Pawlak complains that Stover did not take the law into her own hands, but responded to a court with her understanding of the law.
I strongly disagree that Sharon’s argument was weak — she sought to abide by the law, as we expect of a responsible county clerk. Unless the media reports have been completely inaccurate, the details of the form are specified by law, not regulation, however strange and unusual that may seem. Note that it only required (as always) brave people to assert their rights to bring the matter to court attention.
And wonderfully, in America, the law is trumped by the Constitution. That the law is in conflict with the state Constitution (as amended regarding Equal Rights) was determined in the proper province of the judiciary — for now at least, we’ll eventually hear what the state Supreme Court has to say.

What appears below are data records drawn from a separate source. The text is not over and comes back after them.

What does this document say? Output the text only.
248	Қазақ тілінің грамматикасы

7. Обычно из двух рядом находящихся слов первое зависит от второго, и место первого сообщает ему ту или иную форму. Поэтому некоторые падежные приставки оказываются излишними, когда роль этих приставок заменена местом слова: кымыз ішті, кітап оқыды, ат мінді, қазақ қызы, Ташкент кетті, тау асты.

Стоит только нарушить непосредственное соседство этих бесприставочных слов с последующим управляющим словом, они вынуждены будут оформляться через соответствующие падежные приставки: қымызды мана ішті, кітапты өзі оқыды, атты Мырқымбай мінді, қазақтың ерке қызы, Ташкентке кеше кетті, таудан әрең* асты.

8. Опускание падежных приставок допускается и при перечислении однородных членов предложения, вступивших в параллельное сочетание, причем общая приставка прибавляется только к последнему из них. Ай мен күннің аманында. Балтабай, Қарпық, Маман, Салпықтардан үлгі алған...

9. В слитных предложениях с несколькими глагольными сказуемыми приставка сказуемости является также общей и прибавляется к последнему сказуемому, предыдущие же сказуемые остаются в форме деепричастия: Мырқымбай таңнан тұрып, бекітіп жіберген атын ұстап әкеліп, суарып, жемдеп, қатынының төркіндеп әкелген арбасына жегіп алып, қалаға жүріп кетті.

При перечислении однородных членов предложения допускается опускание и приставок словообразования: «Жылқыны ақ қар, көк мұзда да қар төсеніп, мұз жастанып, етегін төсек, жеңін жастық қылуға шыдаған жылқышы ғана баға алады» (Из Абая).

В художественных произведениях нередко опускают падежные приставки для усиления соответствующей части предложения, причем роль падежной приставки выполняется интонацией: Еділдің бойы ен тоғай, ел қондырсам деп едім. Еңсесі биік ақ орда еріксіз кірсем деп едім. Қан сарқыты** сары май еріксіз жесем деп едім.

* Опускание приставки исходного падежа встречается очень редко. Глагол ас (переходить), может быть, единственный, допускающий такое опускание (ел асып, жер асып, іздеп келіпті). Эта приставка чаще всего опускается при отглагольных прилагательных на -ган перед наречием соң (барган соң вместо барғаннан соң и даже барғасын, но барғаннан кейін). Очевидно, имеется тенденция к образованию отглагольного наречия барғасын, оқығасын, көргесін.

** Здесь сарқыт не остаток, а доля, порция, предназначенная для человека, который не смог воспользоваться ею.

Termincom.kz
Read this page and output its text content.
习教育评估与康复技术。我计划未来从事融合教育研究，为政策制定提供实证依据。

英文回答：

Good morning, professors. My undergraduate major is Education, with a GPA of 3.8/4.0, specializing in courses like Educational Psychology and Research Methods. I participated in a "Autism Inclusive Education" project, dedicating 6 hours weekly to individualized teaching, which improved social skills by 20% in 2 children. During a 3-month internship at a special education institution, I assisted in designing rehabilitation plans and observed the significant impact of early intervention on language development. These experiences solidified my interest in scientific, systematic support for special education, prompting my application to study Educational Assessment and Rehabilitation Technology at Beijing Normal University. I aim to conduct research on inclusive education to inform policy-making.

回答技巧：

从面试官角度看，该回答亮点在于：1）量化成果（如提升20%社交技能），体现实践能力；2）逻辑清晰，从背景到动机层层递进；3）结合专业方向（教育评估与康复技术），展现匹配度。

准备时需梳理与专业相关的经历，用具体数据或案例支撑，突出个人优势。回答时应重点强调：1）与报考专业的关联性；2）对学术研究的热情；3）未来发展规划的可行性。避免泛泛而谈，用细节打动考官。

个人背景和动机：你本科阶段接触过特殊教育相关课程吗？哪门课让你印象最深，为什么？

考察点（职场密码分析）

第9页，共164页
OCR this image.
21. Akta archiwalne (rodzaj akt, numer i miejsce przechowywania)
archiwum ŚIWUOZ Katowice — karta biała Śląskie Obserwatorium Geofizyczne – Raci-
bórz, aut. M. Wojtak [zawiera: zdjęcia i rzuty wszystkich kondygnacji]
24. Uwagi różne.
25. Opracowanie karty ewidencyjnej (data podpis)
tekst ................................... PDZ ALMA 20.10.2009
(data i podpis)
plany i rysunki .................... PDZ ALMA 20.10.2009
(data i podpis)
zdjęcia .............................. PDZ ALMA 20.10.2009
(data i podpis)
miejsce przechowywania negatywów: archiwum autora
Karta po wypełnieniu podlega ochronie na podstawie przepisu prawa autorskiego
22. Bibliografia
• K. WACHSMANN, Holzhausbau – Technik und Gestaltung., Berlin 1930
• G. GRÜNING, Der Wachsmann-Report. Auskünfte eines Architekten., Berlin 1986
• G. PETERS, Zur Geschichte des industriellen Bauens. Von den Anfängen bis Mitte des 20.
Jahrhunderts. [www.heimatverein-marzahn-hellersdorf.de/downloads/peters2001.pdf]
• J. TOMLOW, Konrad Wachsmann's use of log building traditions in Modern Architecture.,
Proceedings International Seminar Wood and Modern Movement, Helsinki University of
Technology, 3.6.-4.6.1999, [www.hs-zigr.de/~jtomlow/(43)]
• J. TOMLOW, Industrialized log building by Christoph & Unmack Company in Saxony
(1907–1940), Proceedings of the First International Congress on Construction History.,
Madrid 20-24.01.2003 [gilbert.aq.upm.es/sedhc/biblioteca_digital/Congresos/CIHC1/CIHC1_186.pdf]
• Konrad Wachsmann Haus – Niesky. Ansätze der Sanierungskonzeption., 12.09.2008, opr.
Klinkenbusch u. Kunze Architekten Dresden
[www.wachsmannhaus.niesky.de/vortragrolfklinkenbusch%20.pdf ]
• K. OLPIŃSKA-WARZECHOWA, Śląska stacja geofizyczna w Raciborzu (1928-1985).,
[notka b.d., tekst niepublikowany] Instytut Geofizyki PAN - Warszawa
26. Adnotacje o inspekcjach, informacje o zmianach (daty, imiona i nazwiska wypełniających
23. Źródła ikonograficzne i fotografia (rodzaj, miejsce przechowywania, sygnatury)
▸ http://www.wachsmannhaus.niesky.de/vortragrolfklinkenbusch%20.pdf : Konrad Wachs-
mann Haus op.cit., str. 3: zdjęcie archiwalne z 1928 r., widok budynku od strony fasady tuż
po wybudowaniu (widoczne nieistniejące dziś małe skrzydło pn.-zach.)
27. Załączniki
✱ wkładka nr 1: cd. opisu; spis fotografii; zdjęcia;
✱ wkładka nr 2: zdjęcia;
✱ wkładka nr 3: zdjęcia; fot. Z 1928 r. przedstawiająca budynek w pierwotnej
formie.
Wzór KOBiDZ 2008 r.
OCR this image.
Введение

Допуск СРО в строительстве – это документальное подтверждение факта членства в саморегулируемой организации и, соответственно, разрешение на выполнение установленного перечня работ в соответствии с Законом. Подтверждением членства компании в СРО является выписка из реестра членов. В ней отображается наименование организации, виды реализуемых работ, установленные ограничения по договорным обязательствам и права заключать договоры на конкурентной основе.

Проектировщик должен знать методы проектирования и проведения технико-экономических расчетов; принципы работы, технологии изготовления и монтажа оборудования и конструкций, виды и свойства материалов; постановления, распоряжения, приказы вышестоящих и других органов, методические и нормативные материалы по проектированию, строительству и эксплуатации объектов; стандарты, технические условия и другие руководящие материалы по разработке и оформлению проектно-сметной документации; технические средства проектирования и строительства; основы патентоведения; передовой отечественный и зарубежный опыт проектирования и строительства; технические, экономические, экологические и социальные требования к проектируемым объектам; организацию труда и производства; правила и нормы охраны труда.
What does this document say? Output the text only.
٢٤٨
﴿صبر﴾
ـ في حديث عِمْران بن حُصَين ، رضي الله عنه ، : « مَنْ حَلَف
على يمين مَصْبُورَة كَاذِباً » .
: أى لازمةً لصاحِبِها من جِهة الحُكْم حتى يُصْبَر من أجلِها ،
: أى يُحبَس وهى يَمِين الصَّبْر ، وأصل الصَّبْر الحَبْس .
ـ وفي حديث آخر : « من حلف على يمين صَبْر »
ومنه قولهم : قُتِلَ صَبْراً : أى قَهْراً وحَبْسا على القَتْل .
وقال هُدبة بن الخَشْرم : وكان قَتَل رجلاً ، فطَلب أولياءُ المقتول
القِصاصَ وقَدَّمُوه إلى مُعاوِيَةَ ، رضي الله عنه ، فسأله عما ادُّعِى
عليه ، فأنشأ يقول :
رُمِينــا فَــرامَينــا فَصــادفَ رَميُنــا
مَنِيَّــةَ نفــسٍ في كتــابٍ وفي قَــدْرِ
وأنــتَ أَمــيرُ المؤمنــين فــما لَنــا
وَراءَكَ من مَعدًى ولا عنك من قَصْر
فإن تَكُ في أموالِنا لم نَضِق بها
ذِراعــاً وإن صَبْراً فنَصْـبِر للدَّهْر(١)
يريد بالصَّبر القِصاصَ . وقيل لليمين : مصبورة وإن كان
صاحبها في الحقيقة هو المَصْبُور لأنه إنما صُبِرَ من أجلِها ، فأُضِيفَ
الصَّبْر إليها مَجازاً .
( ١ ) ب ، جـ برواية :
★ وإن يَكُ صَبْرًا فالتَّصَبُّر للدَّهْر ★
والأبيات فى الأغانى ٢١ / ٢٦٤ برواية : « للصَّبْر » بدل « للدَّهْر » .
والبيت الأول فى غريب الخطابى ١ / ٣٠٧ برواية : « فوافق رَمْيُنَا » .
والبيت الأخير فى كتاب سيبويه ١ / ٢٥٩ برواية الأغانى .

It is unfortunate that governments have used the religious term, “marriage”, to describe state approved formation of families, coupling, or whatever it should be called when two people who love each other seek that approval.
A sufficient time of co-habitation used to lead to what was called “common-law marriage” and was often viewed as the state injecting its unwanted recognition into personal affairs.
In retrospect, it is puzzling that this was not the avenue by which gay and lesbian couples first asserted their rights to equal treatment under the law, as it amounts to the government “recognizing” and sidesteps “approving,” which is causing so much political heartburn.